According to the suit, Vitas (which operates in 18 states including Florida) “misspent tens of millions” in taxpayer funds by overbilling Medicare, sometimes for services people weren’t even entitled to. The specifics are pretty egregious: Vitas encouraged a quota system for crisis care billings that ended up with company’s charges being six times the national average; nurses would be sent to provide crisis care to patients who didn’t need it (they were playing bingo or getting their hair done, of course), yet still Vitas would bill Medicare for the service, even when it wasn’t provided.
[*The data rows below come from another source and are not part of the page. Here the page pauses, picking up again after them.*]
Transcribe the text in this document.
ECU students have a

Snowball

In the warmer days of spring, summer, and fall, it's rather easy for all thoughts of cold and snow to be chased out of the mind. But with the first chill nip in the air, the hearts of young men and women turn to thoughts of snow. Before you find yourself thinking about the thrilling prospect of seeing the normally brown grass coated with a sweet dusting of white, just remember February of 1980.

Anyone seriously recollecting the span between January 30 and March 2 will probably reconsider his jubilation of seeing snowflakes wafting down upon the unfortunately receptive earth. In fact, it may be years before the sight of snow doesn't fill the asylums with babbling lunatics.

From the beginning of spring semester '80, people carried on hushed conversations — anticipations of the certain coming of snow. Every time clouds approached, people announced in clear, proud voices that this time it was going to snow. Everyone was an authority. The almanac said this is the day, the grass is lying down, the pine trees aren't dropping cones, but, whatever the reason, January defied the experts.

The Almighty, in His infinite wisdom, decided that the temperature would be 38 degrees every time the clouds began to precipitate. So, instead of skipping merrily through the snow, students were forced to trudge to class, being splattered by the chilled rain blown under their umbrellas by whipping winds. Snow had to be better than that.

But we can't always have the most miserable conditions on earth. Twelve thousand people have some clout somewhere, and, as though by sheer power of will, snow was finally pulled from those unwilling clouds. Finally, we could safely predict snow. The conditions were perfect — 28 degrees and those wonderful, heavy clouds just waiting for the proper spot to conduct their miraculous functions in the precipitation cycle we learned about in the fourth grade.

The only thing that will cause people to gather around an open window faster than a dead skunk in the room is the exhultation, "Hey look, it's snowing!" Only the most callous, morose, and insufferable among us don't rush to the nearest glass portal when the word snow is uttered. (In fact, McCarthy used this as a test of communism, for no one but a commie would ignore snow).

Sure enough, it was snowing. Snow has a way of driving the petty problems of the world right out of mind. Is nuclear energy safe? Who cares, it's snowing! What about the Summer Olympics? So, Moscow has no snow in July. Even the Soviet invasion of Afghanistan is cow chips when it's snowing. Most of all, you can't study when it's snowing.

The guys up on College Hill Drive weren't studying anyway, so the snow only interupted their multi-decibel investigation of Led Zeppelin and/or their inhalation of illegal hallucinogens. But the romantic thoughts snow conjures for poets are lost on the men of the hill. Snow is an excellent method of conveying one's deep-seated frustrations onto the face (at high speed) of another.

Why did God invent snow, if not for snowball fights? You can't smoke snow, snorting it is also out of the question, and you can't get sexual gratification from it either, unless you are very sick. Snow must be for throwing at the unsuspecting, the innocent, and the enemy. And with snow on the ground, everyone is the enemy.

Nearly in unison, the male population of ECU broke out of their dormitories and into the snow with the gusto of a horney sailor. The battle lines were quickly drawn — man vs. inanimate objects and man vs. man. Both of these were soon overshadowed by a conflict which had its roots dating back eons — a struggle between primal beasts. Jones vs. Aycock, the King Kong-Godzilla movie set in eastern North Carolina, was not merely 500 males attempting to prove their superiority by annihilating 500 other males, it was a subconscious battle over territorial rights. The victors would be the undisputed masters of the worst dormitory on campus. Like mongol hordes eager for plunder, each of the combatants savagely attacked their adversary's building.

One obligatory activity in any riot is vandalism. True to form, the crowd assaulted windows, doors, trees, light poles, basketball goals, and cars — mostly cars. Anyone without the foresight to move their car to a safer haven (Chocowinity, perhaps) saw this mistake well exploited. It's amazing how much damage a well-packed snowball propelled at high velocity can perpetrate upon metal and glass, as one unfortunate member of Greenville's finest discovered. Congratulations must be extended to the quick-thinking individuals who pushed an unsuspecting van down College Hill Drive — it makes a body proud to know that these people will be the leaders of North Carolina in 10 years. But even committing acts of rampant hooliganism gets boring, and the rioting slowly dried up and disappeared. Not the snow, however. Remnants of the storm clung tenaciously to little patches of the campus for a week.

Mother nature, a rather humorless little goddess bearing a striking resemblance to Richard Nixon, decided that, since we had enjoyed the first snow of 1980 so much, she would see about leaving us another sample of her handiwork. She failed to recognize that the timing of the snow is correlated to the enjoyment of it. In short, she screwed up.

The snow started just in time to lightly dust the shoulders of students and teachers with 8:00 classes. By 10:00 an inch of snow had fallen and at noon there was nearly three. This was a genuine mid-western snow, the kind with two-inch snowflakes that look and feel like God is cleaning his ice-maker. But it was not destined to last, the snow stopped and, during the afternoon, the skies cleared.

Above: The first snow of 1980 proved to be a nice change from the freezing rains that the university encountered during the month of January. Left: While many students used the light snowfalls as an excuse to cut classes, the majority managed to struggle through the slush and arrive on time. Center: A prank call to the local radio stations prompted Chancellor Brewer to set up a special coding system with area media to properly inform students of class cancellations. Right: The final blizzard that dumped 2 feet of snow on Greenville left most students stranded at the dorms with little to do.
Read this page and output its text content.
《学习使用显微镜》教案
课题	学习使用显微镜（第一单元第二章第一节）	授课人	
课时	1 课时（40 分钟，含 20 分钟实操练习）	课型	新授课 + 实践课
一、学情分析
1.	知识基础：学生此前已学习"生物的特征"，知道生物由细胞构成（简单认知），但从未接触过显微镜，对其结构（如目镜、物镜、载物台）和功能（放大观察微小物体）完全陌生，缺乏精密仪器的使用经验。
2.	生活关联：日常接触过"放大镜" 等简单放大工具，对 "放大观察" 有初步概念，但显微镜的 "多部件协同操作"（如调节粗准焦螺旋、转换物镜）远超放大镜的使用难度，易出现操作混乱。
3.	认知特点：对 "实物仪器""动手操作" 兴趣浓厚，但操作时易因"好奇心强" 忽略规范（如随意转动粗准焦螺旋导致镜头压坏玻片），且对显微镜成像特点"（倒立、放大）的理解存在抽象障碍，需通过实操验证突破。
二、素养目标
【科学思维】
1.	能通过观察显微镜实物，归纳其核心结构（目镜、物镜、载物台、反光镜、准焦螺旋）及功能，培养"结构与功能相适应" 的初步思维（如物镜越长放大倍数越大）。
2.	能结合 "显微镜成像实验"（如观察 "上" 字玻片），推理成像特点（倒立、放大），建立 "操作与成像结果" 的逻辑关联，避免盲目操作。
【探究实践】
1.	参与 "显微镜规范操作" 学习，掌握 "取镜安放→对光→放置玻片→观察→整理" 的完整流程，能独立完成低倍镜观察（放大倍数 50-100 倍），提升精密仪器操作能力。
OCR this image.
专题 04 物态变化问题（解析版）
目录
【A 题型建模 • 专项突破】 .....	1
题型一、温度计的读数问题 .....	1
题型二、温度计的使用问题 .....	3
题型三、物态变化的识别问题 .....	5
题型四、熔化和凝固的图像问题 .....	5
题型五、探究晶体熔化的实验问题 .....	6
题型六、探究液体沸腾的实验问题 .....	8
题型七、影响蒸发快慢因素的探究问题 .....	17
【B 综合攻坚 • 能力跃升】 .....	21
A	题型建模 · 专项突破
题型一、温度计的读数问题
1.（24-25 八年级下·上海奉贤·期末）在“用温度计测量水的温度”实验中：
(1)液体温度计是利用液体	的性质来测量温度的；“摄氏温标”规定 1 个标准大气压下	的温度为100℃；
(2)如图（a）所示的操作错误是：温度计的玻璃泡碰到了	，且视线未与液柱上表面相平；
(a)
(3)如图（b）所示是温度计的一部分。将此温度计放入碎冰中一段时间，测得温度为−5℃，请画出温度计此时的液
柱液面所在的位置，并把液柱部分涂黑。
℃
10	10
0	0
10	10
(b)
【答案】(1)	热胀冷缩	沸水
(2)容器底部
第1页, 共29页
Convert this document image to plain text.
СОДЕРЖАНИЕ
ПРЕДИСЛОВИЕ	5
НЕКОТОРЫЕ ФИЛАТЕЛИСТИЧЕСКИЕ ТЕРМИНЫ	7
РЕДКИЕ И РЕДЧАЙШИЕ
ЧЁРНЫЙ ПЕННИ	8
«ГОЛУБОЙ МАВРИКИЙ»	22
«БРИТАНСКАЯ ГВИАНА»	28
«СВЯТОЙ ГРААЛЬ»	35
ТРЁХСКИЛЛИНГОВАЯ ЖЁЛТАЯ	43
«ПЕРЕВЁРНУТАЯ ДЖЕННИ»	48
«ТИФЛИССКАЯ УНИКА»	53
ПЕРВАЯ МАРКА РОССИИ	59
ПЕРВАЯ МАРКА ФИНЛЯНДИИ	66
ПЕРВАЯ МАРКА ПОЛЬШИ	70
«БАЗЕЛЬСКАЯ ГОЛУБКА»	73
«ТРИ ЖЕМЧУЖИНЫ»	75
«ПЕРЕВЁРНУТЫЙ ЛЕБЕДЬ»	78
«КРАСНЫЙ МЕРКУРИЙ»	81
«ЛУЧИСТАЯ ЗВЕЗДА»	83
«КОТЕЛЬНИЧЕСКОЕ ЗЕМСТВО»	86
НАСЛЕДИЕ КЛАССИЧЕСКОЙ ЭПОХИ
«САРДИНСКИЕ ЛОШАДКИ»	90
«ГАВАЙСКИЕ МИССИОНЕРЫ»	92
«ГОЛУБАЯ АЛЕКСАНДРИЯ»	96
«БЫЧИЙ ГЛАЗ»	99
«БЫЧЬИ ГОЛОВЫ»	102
Gaetz backpedaled when confronted by the Associated Press with the allegations, saying his interest in the company was long gone, his hands absolutely clean. But then, creepily, he added that it was “heartbreaking” that the company would have “to deal with a complaint like this.” Charming! Not necessarily as heartbreaking as it is expected, though. You may recall that Gov. Scott got into similar hot water when he ran Columbia/HCA, paid a record-breaking $1.7 billion fine, and still bought his way into the governor’s office.
The health care problem we’ve been looking for is apparently right before us – getting rich off of us – in Tallahassee. Sick.